The plaintifFs counsel contends that, as the motion was made at a previous term and overruled, it could not be again entertained at the March term. But this ground is untenable. The defendant had a right to renew it, and the court had power to act upon it as if it had never before been made. There might be reasons for granting it in March which did not exist at the prior term. We have no occasion to discuss the reasons on which the decision was made at December term, because they are not be fore us for revision. The ruling resulted merely in a continuance *12If the judge who presided at the March term had put his decision on the same ground, we might have had occasion to decide’ whether a party can, by selling his claim and permitting a suit to be brought in his name, deprive a defendant of ihe benefit of the statute.
The defendant also excepted to the admission in evidence of the answer of Bernard Adler, a deponent, to the 11th cross-interrogatory. The deponent was asked whether the defendant did not on a certain occasion claim from Stern that there was something due him for not delivering a lot of goods purchased of him. The question was answered by stating what claim the defendant did make. We think this answer is sufficiently responsive, in a foreign deposition, to be admitted in evidence. It states what the transaction was in respect to which the inquiry was made, and enabled the jury to judge how far it varied, if at all, from the assumptions of the interrogatory.

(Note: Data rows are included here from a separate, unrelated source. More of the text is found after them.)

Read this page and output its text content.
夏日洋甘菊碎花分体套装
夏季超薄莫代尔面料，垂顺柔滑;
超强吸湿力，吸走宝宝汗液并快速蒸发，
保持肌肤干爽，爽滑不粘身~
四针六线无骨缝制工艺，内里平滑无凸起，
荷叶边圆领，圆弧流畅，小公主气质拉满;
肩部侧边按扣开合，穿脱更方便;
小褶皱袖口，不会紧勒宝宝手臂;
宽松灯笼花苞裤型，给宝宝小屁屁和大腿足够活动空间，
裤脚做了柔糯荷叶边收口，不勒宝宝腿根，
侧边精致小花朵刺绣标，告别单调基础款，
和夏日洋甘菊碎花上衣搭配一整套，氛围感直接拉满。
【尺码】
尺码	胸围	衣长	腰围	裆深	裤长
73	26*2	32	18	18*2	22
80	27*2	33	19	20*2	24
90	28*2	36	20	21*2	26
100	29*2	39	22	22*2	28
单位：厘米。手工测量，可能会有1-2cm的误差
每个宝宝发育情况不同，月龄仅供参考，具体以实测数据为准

The deposition of Adler was sufficient to authorize the jury to find that the goods were sold and delivered to the defendant. He said that he knew of the sale, and the goods were sent to another store to be packed for the defendant, and the receipt thereof acknowledged; and they were sold at market prices. On cross-examination, he said he was present at the sale of the goods by Stern to Filene. The jury would be authorized to infer that the goods were sent to be packed in conformity with the directions of the defendant. This would constitute a delivery. Exceptions overruled.